NEL RICORDO DELLE VITTIME DELLA MAFIA DI QUALSIASI APPARTENENZA POLITICA

9 Maggio 2024

Rino Piscitello

Peppino Impastato, la notte tra l’8 e il 9 Maggio del 1978 fu ucciso dai sicari mafiosi della famiglia di Tano Badalamenti.

Questa semplice verità che era chiara sin da subito a familiari e compagni di Peppino, impiegò un tempo eccessivamente lungo per diventare verità processuale e condanne.

Nelle settimane che precedettero la sua morte Peppino Impastato era impegnato nella campagna elettorale per il rinnovo del consiglio comunale di Cinisi dove i cittadini lo elessero significativamente da morto nella lista di Democrazia Proletaria.

Peppino Impastato, 30 anni, proveniva da una famiglia mafiosa alla quale si era ribellato rompendo i rapporti anche con il padre e assieme ad alcuni giovani del Paese aveva fondato Radio Aut, una radio libera autofinanziata.

I mafiosi tentarono di infangarne l’immagine dopo morto inscenando un attentato del quale sarebbe stato responsabile. Poi si provò ad accreditare l’ipotesi del suicidio. Ma alla fine fu chiara la mano mafiosa.

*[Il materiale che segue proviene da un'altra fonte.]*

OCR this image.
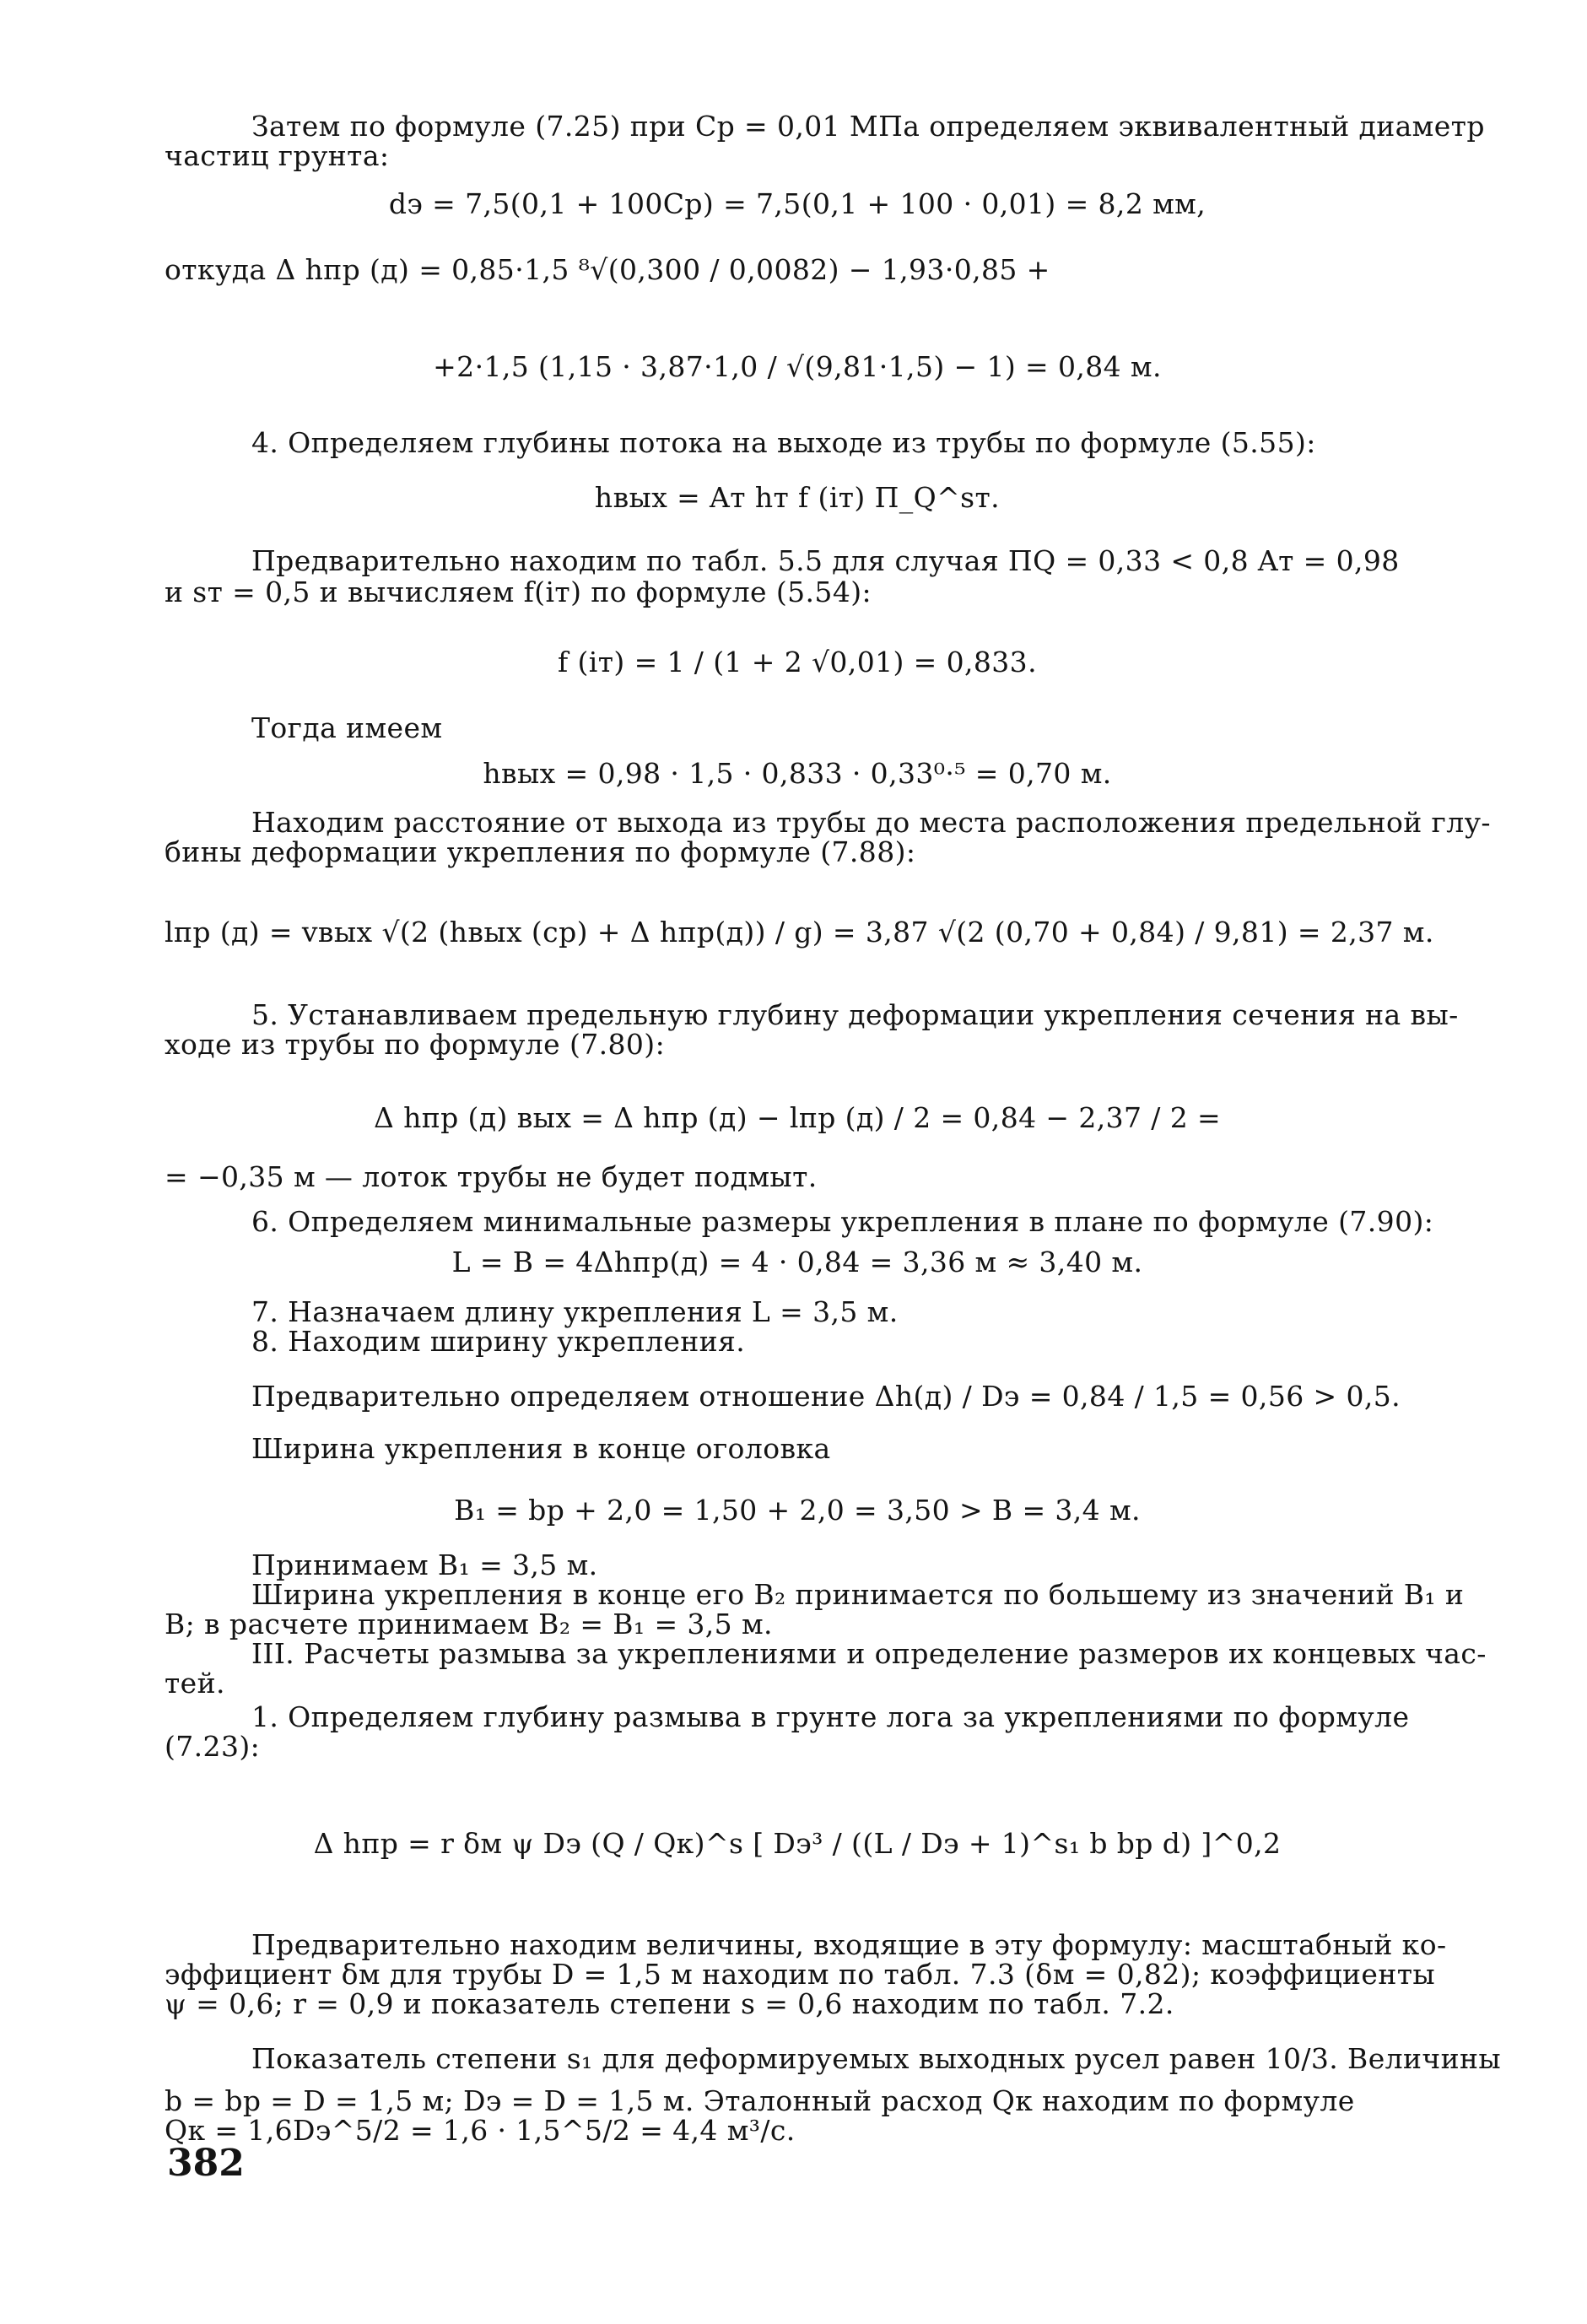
Затем по формуле (7.25) при Cр = 0,01 МПа определяем эквивалентный диаметр
частиц грунта:
dэ = 7,5(0,1 + 100Cр) = 7,5(0,1 + 100 · 0,01) = 8,2 мм,
откуда Δ hпр (д) = 0,85·1,5 ⁸√(0,300 / 0,0082) − 1,93·0,85 +
+2·1,5 (1,15 · 3,87·1,0 / √(9,81·1,5) − 1) = 0,84 м.
4. Определяем глубины потока на выходе из трубы по формуле (5.55):
hвых = Aт hт f (iт) Π_Q^sт.
Предварительно находим по табл. 5.5 для случая ΠQ = 0,33 < 0,8 Aт = 0,98
и sт = 0,5 и вычисляем f(iт) по формуле (5.54):
f (iт) = 1 / (1 + 2 √0,01) = 0,833.
Тогда имеем
hвых = 0,98 · 1,5 · 0,833 · 0,33⁰·⁵ = 0,70 м.
Находим расстояние от выхода из трубы до места расположения предельной глу-
бины деформации укрепления по формуле (7.88):
lпр (д) = vвых √(2 (hвых (ср) + Δ hпр(д)) / g) = 3,87 √(2 (0,70 + 0,84) / 9,81) = 2,37 м.
5. Устанавливаем предельную глубину деформации укрепления сечения на вы-
ходе из трубы по формуле (7.80):
Δ hпр (д) вых = Δ hпр (д) − lпр (д) / 2 = 0,84 − 2,37 / 2 =
= −0,35 м — лоток трубы не будет подмыт.
6. Определяем минимальные размеры укрепления в плане по формуле (7.90):
L = B = 4Δhпр(д) = 4 · 0,84 = 3,36 м ≈ 3,40 м.
7. Назначаем длину укрепления L = 3,5 м.
8. Находим ширину укрепления.
Предварительно определяем отношение Δh(д) / Dэ = 0,84 / 1,5 = 0,56 > 0,5.
Ширина укрепления в конце оголовка
B₁ = bр + 2,0 = 1,50 + 2,0 = 3,50 > B = 3,4 м.
Принимаем B₁ = 3,5 м.
Ширина укрепления в конце его B₂ принимается по большему из значений B₁ и
B; в расчете принимаем B₂ = B₁ = 3,5 м.
III. Расчеты размыва за укреплениями и определение размеров их концевых час-
тей.
1. Определяем глубину размыва в грунте лога за укреплениями по формуле
(7.23):
Δ hпр = r δм ψ Dэ (Q / Qк)^s [ Dэ³ / ((L / Dэ + 1)^s₁ b bр d) ]^0,2
Предварительно находим величины, входящие в эту формулу: масштабный ко-
эффициент δм для трубы D = 1,5 м находим по табл. 7.3 (δм = 0,82); коэффициенты
ψ = 0,6; r = 0,9 и показатель степени s = 0,6 находим по табл. 7.2.
Показатель степени s₁ для деформируемых выходных русел равен 10/3. Величины
b = bр = D = 1,5 м; Dэ = D = 1,5 м. Эталонный расход Qк находим по формуле
Qк = 1,6Dэ^5/2 = 1,6 · 1,5^5/2 = 4,4 м³/с.
382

La mafia uccise Peppino Impastato perché denunciava i traffici leciti e illeciti della famiglia mafiosa di Cinisi e segnatamente di Gaetano Badalamenti che in quel tempo non era solo il patriarca della sua famiglia ma il capo indiscusso di Cosa Nostra.

Tante sono state le vittime della mafia e dobbiamo ricordarle una per una.

Appartenevano a tutte le aree politiche e nessuno deve provare a strumentalizzarle, soprattutto in campagna elettorale.

I mafiosi hanno sempre trovato complici a destra, al centro e a sinistra e allo stesso modo in tutte queste aree vi sono stati eroi antimafia.

Come è successo in tutte le categorie e persino tra le forze dell’ordine.

Rispettare e ricordare gli eroi e disprezzare i mafiosi. Questo è il nostro compito.

Chi impiega i nostri morti nella battaglia politica odierna, fa loro un gravissimo torto.

Basta con l’antimafia di facciata.

Gli eroi antimafia caduti in questa lotta appartengono alla storia, al presente e al futuro di tutti gli italiani, non alle loro piccole scaramucce di parte.